Okay, that's makes sense.

BTW, what do you think about loading based on PCI devices? The module
used to do this. I ask because I'm starting to see that future systems may
re-use PCI IDs, and this indicates the same level of hardware support.

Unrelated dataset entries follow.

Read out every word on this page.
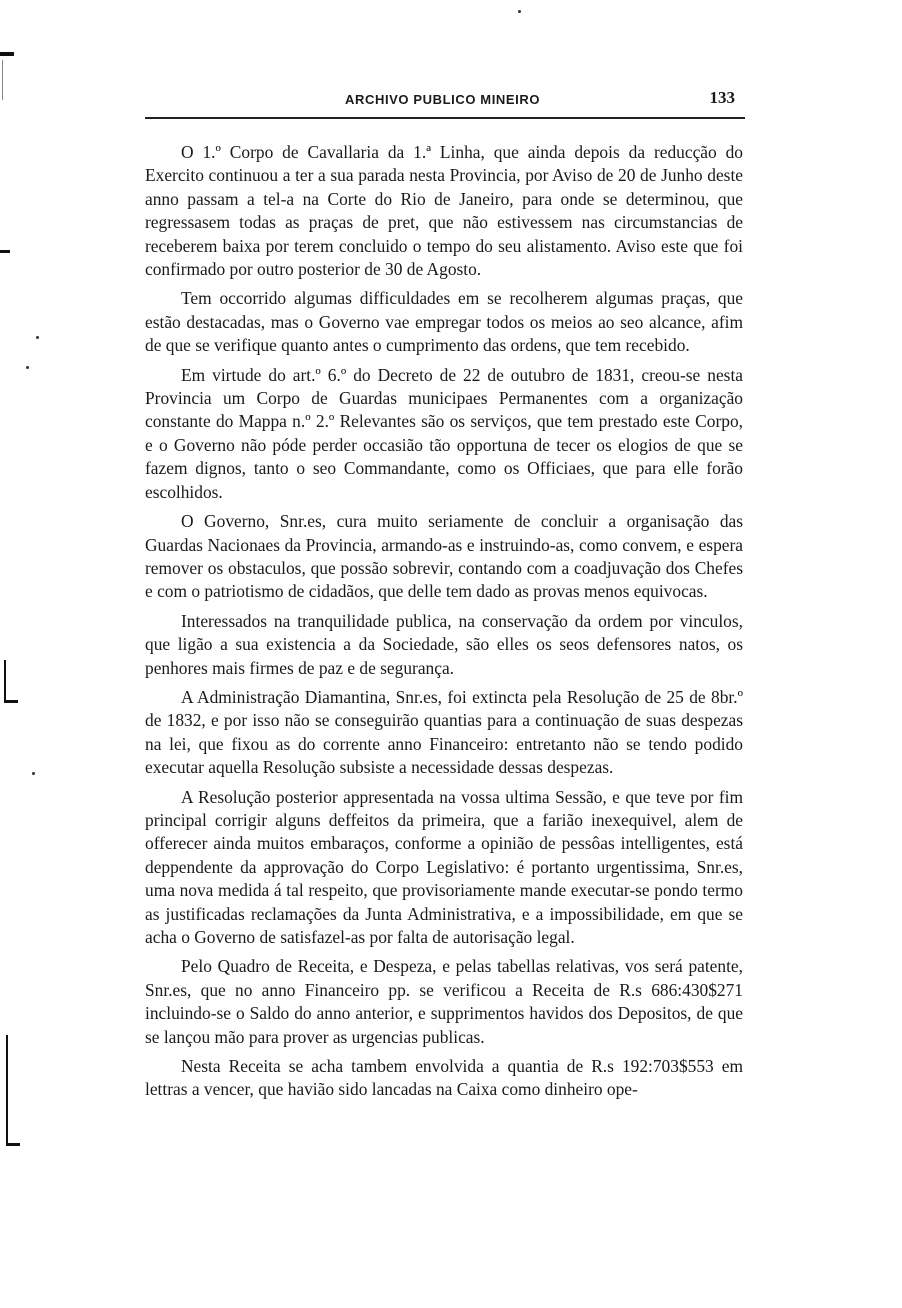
ARCHIVO PUBLICO MINEIRO	133

O 1.º Corpo de Cavallaria da 1.ª Linha, que ainda depois da reducção do Exercito continuou a ter a sua parada nesta Provincia, por Aviso de 20 de Junho deste anno passam a tel-a na Corte do Rio de Janeiro, para onde se determinou, que regressasem todas as praças de pret, que não estivessem nas circumstancias de receberem baixa por terem concluido o tempo do seu alistamento. Aviso este que foi confirmado por outro posterior de 30 de Agosto.

Tem occorrido algumas difficuldades em se recolherem algumas praças, que estão destacadas, mas o Governo vae empregar todos os meios ao seo alcance, afim de que se verifique quanto antes o cumprimento das ordens, que tem recebido.

Em virtude do art.º 6.º do Decreto de 22 de outubro de 1831, creou-se nesta Provincia um Corpo de Guardas municipaes Permanentes com a organização constante do Mappa n.º 2.º Relevantes são os serviços, que tem prestado este Corpo, e o Governo não póde perder occasião tão opportuna de tecer os elogios de que se fazem dignos, tanto o seo Commandante, como os Officiaes, que para elle forão escolhidos.

O Governo, Snr.es, cura muito seriamente de concluir a organisação das Guardas Nacionaes da Provincia, armando-as e instruindo-as, como convem, e espera remover os obstaculos, que possão sobrevir, contando com a coadjuvação dos Chefes e com o patriotismo de cidadãos, que delle tem dado as provas menos equivocas.

Interessados na tranquilidade publica, na conservação da ordem por vinculos, que ligão a sua existencia a da Sociedade, são elles os seos defensores natos, os penhores mais firmes de paz e de segurança.

A Administração Diamantina, Snr.es, foi extincta pela Resolução de 25 de 8br.º de 1832, e por isso não se conseguirão quantias para a continuação de suas despezas na lei, que fixou as do corrente anno Financeiro: entretanto não se tendo podido executar aquella Resolução subsiste a necessidade dessas despezas.

A Resolução posterior appresentada na vossa ultima Sessão, e que teve por fim principal corrigir alguns deffeitos da primeira, que a farião inexequivel, alem de offerecer ainda muitos embaraços, conforme a opinião de pessôas intelligentes, está deppendente da approvação do Corpo Legislativo: é portanto urgentissima, Snr.es, uma nova medida á tal respeito, que provisoriamente mande executar-se pondo termo as justificadas reclamações da Junta Administrativa, e a impossibilidade, em que se acha o Governo de satisfazel-as por falta de autorisação legal.

Pelo Quadro de Receita, e Despeza, e pelas tabellas relativas, vos será patente, Snr.es, que no anno Financeiro pp. se verificou a Receita de R.s 686:430$271 incluindo-se o Saldo do anno anterior, e supprimentos havidos dos Depositos, de que se lançou mão para prover as urgencias publicas.

Nesta Receita se acha tambem envolvida a quantia de R.s 192:703$553 em lettras a vencer, que havião sido lancadas na Caixa como dinheiro ope-
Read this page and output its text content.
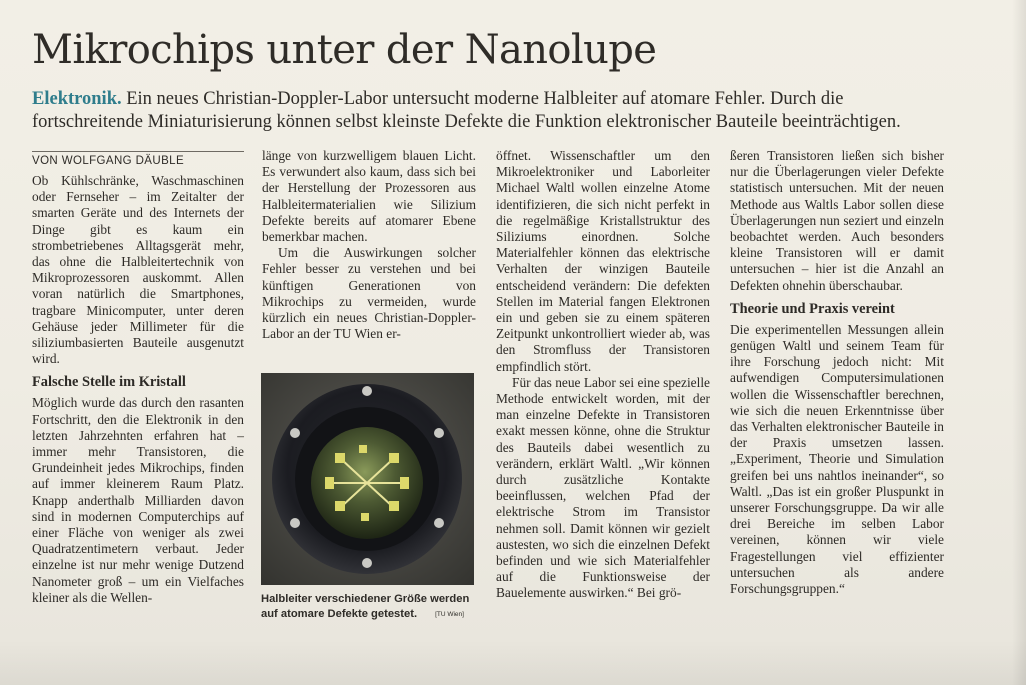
Mikrochips unter der Nanolupe
Elektronik. Ein neues Christian-Doppler-Labor untersucht moderne Halbleiter auf atomare Fehler. Durch die fortschreitende Miniaturisierung können selbst kleinste Defekte die Funktion elektronischer Bauteile beeinträchtigen.
VON WOLFGANG DÄUBLE

Ob Kühlschränke, Waschmaschinen oder Fernseher – im Zeitalter der smarten Geräte und des Internets der Dinge gibt es kaum ein strombetriebenes Alltagsgerät mehr, das ohne die Halbleitertechnik von Mikroprozessoren auskommt. Allen voran natürlich die Smartphones, tragbare Minicomputer, unter deren Gehäuse jeder Millimeter für die siliziumbasierten Bauteile ausgenutzt wird.

Falsche Stelle im Kristall

Möglich wurde das durch den rasanten Fortschritt, den die Elektronik in den letzten Jahrzehnten erfahren hat – immer mehr Transistoren, die Grundeinheit jedes Mikrochips, finden auf immer kleinerem Raum Platz. Knapp anderthalb Milliarden davon sind in modernen Computerchips auf einer Fläche von weniger als zwei Quadratzentimetern verbaut. Jeder einzelne ist nur mehr wenige Dutzend Nanometer groß – um ein Vielfaches kleiner als die Wellen-

länge von kurzwelligem blauen Licht. Es verwundert also kaum, dass sich bei der Herstellung der Prozessoren aus Halbleitermaterialien wie Silizium Defekte bereits auf atomarer Ebene bemerkbar machen.

Um die Auswirkungen solcher Fehler besser zu verstehen und bei künftigen Generationen von Mikrochips zu vermeiden, wurde kürzlich ein neues Christian-Doppler-Labor an der TU Wien er-

Halbleiter verschiedener Größe werden auf atomare Defekte getestet.	[TU Wien]

öffnet. Wissenschaftler um den Mikroelektroniker und Laborleiter Michael Waltl wollen einzelne Atome identifizieren, die sich nicht perfekt in die regelmäßige Kristallstruktur des Siliziums einordnen. Solche Materialfehler können das elektrische Verhalten der winzigen Bauteile entscheidend verändern: Die defekten Stellen im Material fangen Elektronen ein und geben sie zu einem späteren Zeitpunkt unkontrolliert wieder ab, was den Stromfluss der Transistoren empfindlich stört.

Für das neue Labor sei eine spezielle Methode entwickelt worden, mit der man einzelne Defekte in Transistoren exakt messen könne, ohne die Struktur des Bauteils dabei wesentlich zu verändern, erklärt Waltl. „Wir können durch zusätzliche Kontakte beeinflussen, welchen Pfad der elektrische Strom im Transistor nehmen soll. Damit können wir gezielt austesten, wo sich die einzelnen Defekt befinden und wie sich Materialfehler auf die Funktionsweise der Bauelemente auswirken.“ Bei grö-

ßeren Transistoren ließen sich bisher nur die Überlagerungen vieler Defekte statistisch untersuchen. Mit der neuen Methode aus Waltls Labor sollen diese Überlagerungen nun seziert und einzeln beobachtet werden. Auch besonders kleine Transistoren will er damit untersuchen – hier ist die Anzahl an Defekten ohnehin überschaubar.

Theorie und Praxis vereint

Die experimentellen Messungen allein genügen Waltl und seinem Team für ihre Forschung jedoch nicht: Mit aufwendigen Computersimulationen wollen die Wissenschaftler berechnen, wie sich die neuen Erkenntnisse über das Verhalten elektronischer Bauteile in der Praxis umsetzen lassen. „Experiment, Theorie und Simulation greifen bei uns nahtlos ineinander“, so Waltl. „Das ist ein großer Pluspunkt in unserer Forschungsgruppe. Da wir alle drei Bereiche im selben Labor vereinen, können wir viele Fragestellungen viel effizienter untersuchen als andere Forschungsgruppen.“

> And Greg says making it attempt once per system can't be done. Unless we
> start doing hacks with sending uevents per BSP only which is too much.
> Or we can remember the previous return value of the module init function
> into edac_core but that's nasty too.
>
> I'm thinking we should simply kill this fat ecc_msg thing which is not
> very useful and be done with it:
>
> [ 5.697275] EDAC MC: Ver: 3.0.0
> [ 5.909530] EDAC amd64: F10h detected (node 0).
> [ 6.345231] EDAC amd64: Node 0: DRAM ECC disabled.
> [ 6.370815] EDAC amd64: F10h detected (node 0).
> [ 6.370929] EDAC amd64: Node 0: DRAM ECC disabled.
>
> That's probably still a bit annoying on a large machine but better than
> nothing.
>

Yeah, I agree.

> ---
> diff --git a/drivers/edac/amd64_edac.c b/drivers/edac/amd64_edac.c
> index 3aeb5173e200..0738237e3f09 100644
> --- a/drivers/edac/amd64_edac.c
> +++ b/drivers/edac/amd64_edac.c
> @@ -3188,18 +3188,6 @@ static void restore_ecc_error_reporting(struct ecc_settings *s, u16 nid,
> amd64_warn("Error restoring NB MCGCTL settings!\n");
> }
>
> -/*
> - * EDAC requires that the BIOS have ECC enabled before
> - * taking over the processing of ECC errors. A command line
> - * option allows to force-enable hardware ECC later in
> - * enable_ecc_error_reporting().
> - */
> -static const char *ecc_msg =
> - "ECC disabled in the BIOS or no ECC capability, module will not load.\n"
> - " Either enable ECC checking or force module loading by setting "
> - "'ecc_enable_override'.\n"
> - " (Note that use of the override may cause unknown side effects.)\n";
> -
> static bool ecc_enabled(struct amd64_pvt *pvt)
> {
> u16 nid = pvt->mc_node_id;
> @@ -3246,11 +3234,10 @@ static bool ecc_enabled(struct amd64_pvt *pvt)
> amd64_info("Node %d: DRAM ECC %s.\n",
> nid, (ecc_en ? "enabled" : "disabled"));
>
> - if (!ecc_en || !nb_mce_en) {
> - amd64_info("%s", ecc_msg);
> + if (!ecc_en || !nb_mce_en)
> return false;
> - }
> - return true;
> + else
> + return true;
> }

Just a nit, but this else seems unnecessary right?

Thanks,
Yazen